Tuesday, September 16, 2014

Forgetting to order the gravel

During our conversation on Thursday, my therapist WC introduced me to yet another particularly poignant illustration, this one about the fragility of carefully and artfully rectified mental stability: you have to remember to order in the gravel.
If one pictures thoughts as being like currents of water coursing through the brain, then thought patterns are like river valleys, their streams carving themselves ever more profoundly decade upon decade.

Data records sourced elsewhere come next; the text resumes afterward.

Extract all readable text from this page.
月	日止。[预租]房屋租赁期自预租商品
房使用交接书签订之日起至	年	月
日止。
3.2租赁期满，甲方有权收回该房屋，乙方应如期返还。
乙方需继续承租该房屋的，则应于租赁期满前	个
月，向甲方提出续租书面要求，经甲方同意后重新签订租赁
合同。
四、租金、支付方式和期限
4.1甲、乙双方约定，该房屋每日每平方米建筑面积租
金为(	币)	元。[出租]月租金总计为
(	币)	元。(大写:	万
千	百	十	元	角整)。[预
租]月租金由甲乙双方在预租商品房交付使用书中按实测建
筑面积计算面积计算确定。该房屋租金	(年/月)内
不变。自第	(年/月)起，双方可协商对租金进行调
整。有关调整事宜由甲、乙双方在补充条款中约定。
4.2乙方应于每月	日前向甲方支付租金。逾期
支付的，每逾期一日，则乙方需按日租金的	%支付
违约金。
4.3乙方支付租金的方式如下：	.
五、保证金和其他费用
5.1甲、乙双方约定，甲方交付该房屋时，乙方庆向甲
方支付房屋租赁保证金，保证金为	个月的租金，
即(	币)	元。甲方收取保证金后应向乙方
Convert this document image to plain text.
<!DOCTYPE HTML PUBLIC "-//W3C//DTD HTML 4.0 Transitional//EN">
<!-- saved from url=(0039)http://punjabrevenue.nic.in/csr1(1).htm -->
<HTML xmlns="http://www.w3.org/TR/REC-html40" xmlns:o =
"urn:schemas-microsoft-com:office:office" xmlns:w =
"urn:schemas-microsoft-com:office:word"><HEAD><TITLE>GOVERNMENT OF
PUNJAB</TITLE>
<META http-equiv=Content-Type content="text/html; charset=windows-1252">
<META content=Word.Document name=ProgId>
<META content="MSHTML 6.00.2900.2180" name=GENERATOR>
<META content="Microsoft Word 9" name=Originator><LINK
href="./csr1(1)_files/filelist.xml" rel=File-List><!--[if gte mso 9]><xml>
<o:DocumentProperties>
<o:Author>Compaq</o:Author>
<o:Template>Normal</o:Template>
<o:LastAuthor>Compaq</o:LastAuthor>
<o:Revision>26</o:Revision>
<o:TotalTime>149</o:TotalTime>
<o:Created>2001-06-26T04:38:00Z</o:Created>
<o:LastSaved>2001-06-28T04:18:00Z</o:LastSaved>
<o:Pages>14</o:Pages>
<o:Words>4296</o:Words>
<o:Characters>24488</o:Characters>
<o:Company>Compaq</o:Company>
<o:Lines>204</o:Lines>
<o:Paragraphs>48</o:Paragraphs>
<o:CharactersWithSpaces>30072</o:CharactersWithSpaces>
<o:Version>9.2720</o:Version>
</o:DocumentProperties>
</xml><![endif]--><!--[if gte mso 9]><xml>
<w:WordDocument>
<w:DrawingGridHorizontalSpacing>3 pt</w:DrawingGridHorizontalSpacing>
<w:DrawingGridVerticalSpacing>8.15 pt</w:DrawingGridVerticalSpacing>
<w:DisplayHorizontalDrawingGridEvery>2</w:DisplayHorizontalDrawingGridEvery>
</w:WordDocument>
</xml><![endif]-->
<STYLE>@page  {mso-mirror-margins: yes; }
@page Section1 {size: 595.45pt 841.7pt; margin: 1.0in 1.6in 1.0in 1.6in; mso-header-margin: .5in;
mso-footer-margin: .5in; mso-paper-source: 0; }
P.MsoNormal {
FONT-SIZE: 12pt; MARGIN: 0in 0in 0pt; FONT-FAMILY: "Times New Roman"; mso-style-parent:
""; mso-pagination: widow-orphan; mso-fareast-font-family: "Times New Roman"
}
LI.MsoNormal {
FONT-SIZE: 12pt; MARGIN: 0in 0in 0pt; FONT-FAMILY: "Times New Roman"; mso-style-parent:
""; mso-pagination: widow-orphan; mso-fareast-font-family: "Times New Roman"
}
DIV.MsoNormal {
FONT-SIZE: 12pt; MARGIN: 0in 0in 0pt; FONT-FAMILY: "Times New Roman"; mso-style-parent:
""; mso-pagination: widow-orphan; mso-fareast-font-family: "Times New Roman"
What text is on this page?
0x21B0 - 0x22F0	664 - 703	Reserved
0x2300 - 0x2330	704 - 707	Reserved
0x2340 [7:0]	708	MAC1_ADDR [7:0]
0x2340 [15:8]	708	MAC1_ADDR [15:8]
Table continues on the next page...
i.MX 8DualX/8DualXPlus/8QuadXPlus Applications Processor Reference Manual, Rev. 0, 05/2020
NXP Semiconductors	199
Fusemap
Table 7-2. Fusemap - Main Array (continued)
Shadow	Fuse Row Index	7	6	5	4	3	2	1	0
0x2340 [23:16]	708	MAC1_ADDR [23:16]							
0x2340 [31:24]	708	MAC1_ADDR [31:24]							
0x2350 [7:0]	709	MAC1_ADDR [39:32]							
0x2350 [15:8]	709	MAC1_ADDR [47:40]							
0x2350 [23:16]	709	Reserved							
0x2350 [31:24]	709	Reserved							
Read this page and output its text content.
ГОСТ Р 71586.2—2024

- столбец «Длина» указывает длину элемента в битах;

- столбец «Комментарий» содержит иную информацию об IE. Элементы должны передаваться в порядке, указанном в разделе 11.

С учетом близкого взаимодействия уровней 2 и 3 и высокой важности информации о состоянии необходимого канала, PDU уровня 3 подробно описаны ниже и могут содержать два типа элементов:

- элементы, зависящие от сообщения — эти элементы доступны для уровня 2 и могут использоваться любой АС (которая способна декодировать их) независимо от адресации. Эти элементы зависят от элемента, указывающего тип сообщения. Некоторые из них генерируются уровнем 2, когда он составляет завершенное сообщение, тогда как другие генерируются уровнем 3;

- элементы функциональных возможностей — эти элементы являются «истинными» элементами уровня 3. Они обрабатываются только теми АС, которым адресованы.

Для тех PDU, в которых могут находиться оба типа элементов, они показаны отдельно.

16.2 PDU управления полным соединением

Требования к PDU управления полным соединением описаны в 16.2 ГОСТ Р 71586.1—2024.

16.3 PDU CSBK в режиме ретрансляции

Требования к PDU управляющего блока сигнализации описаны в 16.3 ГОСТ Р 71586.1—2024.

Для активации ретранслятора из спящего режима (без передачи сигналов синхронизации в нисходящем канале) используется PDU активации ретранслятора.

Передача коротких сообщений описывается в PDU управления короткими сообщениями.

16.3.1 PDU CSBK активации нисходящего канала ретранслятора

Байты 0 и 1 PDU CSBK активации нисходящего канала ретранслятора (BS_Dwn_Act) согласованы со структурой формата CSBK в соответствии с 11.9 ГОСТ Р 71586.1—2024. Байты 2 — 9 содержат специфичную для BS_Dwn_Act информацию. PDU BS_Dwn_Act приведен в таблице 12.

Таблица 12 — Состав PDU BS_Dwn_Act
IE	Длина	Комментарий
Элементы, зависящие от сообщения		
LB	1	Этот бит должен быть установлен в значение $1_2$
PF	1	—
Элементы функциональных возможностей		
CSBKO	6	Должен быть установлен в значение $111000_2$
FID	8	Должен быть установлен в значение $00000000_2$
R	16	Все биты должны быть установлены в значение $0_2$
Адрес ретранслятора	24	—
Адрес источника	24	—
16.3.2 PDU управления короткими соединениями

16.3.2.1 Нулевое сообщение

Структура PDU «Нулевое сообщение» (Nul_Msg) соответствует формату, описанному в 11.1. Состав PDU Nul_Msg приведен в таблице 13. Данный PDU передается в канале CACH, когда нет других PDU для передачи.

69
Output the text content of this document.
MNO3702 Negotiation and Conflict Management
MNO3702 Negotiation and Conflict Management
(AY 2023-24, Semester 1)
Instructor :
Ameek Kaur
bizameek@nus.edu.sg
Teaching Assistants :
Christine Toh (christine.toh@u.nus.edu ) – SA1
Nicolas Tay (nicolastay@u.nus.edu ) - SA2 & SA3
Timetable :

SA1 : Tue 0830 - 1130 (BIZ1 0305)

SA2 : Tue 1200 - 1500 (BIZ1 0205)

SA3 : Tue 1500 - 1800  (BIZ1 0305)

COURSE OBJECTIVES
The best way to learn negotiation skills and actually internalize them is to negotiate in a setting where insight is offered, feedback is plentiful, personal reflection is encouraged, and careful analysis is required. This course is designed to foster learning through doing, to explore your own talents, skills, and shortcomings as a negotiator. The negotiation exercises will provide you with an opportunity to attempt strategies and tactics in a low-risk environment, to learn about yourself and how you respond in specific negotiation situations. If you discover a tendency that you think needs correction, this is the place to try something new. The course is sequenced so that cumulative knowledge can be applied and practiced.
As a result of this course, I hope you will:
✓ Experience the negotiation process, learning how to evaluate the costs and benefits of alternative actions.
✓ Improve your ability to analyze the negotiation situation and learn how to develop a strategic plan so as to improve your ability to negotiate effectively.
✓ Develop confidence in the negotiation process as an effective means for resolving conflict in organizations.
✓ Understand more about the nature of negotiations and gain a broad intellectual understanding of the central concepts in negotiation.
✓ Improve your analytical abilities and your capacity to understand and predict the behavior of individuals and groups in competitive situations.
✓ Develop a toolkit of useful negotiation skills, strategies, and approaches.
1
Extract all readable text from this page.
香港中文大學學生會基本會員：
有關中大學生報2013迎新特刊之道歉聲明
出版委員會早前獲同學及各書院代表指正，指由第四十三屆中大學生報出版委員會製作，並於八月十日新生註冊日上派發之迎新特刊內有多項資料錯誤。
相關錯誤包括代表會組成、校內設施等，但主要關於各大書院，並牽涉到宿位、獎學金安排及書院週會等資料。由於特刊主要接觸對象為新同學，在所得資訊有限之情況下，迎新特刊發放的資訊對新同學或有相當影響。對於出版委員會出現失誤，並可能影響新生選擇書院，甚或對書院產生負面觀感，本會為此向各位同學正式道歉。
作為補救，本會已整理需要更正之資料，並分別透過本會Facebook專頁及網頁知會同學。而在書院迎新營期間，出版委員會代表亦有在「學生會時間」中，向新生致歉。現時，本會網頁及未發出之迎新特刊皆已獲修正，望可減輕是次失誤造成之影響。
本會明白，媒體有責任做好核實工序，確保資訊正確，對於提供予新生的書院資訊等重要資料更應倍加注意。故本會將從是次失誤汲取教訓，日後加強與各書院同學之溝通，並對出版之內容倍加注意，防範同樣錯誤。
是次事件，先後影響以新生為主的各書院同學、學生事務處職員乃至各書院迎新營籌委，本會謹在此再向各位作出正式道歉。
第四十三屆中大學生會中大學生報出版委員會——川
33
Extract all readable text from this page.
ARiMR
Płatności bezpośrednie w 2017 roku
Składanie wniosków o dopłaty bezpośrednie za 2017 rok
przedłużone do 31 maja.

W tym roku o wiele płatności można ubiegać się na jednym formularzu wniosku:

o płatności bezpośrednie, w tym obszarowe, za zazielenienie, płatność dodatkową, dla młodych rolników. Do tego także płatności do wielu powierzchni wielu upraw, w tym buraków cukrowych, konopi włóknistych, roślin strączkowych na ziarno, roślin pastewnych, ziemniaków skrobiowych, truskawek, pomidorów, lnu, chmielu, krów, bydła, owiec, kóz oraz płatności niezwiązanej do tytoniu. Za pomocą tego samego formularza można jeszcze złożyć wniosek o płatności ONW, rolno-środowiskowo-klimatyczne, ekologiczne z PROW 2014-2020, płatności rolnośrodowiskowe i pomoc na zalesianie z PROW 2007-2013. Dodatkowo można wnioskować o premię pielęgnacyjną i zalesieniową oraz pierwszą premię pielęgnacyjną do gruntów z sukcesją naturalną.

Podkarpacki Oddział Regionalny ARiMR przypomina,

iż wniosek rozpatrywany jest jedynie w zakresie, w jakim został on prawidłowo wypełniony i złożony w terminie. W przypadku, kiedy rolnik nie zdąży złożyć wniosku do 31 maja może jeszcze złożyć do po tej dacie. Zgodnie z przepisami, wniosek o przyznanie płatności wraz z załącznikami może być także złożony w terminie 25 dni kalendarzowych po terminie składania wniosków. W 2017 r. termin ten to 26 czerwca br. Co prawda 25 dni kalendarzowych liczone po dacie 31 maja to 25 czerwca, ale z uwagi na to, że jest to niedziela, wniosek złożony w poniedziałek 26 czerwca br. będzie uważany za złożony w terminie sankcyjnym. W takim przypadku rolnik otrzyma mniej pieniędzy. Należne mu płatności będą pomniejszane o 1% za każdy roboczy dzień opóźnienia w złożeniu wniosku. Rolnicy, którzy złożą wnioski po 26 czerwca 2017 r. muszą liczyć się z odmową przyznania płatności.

As comfortable as the water becomes, following its familiar course, as do one's thoughts - happy to pursue the precise and comfortable path which has been laid out for them. The subsequent liquid is increasingly more and more likely to follow the path laid out by the preceding flow. The greatest river valleys all started out one day as small streams, grown with the passage of time and with the predictable assurance of the path of least resistance.
The point he makes is clear: the temptation in such a project is to focus on the obvious work: digging the new chanel and diverting the flow. The durability of the job however depends on the backfilling: you must remember to order in the gravel, and fill all those low-lying areas whither the stream is so eager to flow.
I forgot to order in the gravel, and found my mental flow straying from the newly-constructed chanel and eating away at the banks of the old, familiar stream. It was time to backfill that valley, and to remember to monitor it for future erosion.